Des limites techniques comme leviers d’amélioration
Si cette première version présente certaines limites techniques—telles que l’hétérogénéité du corpus initial, l’attribution parfois incertaine des locuteurs ou les biais potentiels liés aux retranscriptions médiatisées—elles constituent également des opportunités d’amélioration méthodologique. Ces limites ne doivent pas être vues uniquement comme des obstacles, mais plutôt comme des points d’attention permettant d’affiner les processus futurs.
En détaillant ces limites, nous facilitons une interprétation prudente des résultats tout en posant des bases solides pour les prochaines versions améliorées de l’approche.
Vers un outillage technique partagé
En développant cette approche méthodologique, nous avons souhaité créer un outil technique adaptable qui pourra être mobilisé au-delà du seul contexte de ce procès spécifique.
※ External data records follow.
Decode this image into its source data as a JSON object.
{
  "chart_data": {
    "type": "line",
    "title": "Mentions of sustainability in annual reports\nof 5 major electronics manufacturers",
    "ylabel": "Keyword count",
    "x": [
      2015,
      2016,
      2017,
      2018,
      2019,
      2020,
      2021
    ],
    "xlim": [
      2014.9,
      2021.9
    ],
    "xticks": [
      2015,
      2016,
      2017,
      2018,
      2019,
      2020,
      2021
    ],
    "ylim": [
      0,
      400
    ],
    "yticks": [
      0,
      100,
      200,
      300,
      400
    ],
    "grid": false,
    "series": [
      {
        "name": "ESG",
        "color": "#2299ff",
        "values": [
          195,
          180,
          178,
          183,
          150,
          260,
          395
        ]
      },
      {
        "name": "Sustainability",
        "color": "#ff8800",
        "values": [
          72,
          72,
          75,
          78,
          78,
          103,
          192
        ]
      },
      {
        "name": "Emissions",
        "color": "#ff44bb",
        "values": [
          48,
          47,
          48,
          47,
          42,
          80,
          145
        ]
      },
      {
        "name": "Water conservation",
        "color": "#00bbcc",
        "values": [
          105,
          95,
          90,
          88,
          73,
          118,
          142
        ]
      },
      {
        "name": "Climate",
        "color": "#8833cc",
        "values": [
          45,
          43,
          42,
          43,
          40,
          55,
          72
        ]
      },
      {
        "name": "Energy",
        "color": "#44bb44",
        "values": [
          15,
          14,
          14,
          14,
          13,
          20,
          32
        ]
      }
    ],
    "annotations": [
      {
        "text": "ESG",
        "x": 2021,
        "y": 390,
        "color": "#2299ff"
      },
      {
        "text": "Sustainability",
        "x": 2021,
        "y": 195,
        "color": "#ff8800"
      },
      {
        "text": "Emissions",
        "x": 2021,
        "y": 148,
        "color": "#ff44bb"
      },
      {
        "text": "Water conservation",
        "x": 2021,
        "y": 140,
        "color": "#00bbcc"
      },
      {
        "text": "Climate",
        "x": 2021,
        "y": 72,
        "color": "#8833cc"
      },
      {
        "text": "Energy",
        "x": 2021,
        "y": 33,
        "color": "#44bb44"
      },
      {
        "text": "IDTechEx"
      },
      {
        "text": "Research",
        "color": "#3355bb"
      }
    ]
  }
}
En rendant cette démarche modulaire, documentée et reproductible, nous espérons encourager la communauté scientifique, les acteurs judiciaires ou encore les journalistes à s’approprier ces outils d’analyse discursive avancée.
La diffusion progressive de scripts, de notebooks et de guides pratiques facilitera cette appropriation et permettra à d’autres équipes de contribuer à l’évolution collective de ces techniques.
Perspectives techniques et méthodologiques
Enfin, cette première mise en œuvre ouvre des perspectives méthodologiques concrètes pour approfondir l’analyse discursive automatisée. Parmi les pistes envisagées figurent l’intégration de modèles de détection des émotions complexes, l’analyse temporelle dynamique des argumentations, ou encore le perfectionnement des modèles de clustering et de classification.
À condition de pouvoir enrichir davantage les corpus de données, d’améliorer leur structuration et d’affiner les outils d’analyse, cette méthodologie pourra fournir des insights toujours plus précis et utiles à la compréhension du fonctionnement discursif de la justice.